DE LA RESISTANCE A LA COLONISATION A LA DEMOCRATIE : Le rôle de la jeunesse camerounaise par Hiram Samuel IYODI
La lecture de l’histoire de notre pays nous porte à constater que les luttes successives pour les droits et les libertés de notre peuple ont connu des avancées notoires lorsque la jeunesse a su s’approprier son destin.
En effet, à la suite de la conférence de Berlin de 1884-1885 qui décide du partage de l’Afrique, le Cameroun est placé sous protectorat allemand.
En 1910, 2 ans après son intronisation comme Roi des Bell, constatant que la puissance coloniale se refuse à honorer les clauses du traité signé avec son père, Rudolf Duala Manga Bell âgé de 38 ans s’oppose au plan d’urbanisation et d’expropriation des terres décidé par le Gouverneur allemand Théodore Seitz. Malgré ses protestations, les habitants du plateau Joss sont notifiés de leur expropriation par décret en 1913. La tension s’accroit entre la chefferie des Bell et l’administration allemande et Duala Manga Bell est relevé de ses fonctions.
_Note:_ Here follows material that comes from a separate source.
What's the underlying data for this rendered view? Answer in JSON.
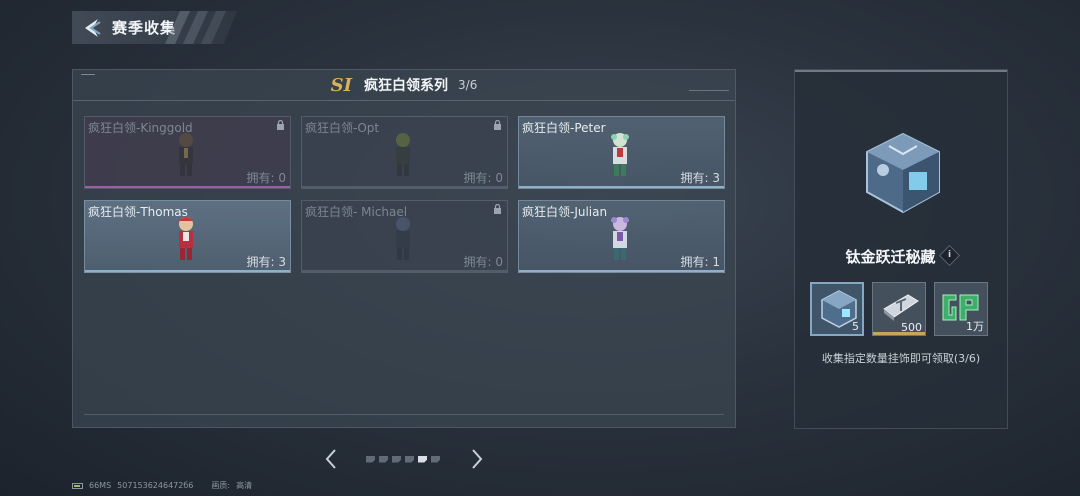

En 1914, il dépêche son secrétaire Ngosso Din en Allemagne pour plaider la cause des Camerounais et il entre par la même occasion en contact avec les chefs locaux de Yabassi, Yaoundé, Dschang , Ngaoundéré, Baham et le sultan des Bamouns à qui il demande du soutien dans le conflit qui l’oppose aux Allemands. Trahi par quelques-uns, il sera arrêté, jeté en prison puis pendu le 08 août 1914 après un simulacre de procès. Duala Manga Bell meurt pour avoir défendu les intérêts de son peuple et ceux des autres peuples de l’intérieur du Cameroun. Il n’a que 42ans.
Le même jour, Martin Paul Samba connaîtra un sort identique. Revenu d’Allemagne en 1895 où il a poursuivi une formation militaire couronnée par le grade de capitaine (Il faut rappeler que Duala Manga Bell avait suivi une formation en droit à Bonn en Allemagne de 1891 à 1896), il s’indigne face aux traitements que réserve l’administration allemande aux populations locales. Il prend attache avec Duala Manga Bell en 1912 et il monte une rébellion en pays Bulu. Lors de la déclaration de guerre de l’Allemagne à la France, Martin Paul Samba tente d’entrer en contact avec les troupes françaises à Brazzaville et les troupes anglaises installées au Nigéria. Un de ses courriers est intercepté, il est accusé de haute trahison et fusillé à Ebolowa le 08 Août 1914 à l’âge de 40 ans.
Rudolf Duala Manga Bell et Martin Paul Samba constituent ceux que j’ai qualifié dans mon livre « Mes Rêves de Jeune…Le Cameroun des 50 prochaines années » de première lignée des pères fondateurs du Cameroun.
Leur combat sera une source d’inspiration pour la seconde lignée des pères fondateurs du Cameroun, ceux-là qui réclameront l’indépendance du Cameroun à partir de 1948.
Le Cameroun est placé sous mandat de la France et du Royaume-Uni par la Société des Nations à la suite de la défaite de l’Allemagne à l’issue de la Première Guerre mondiale.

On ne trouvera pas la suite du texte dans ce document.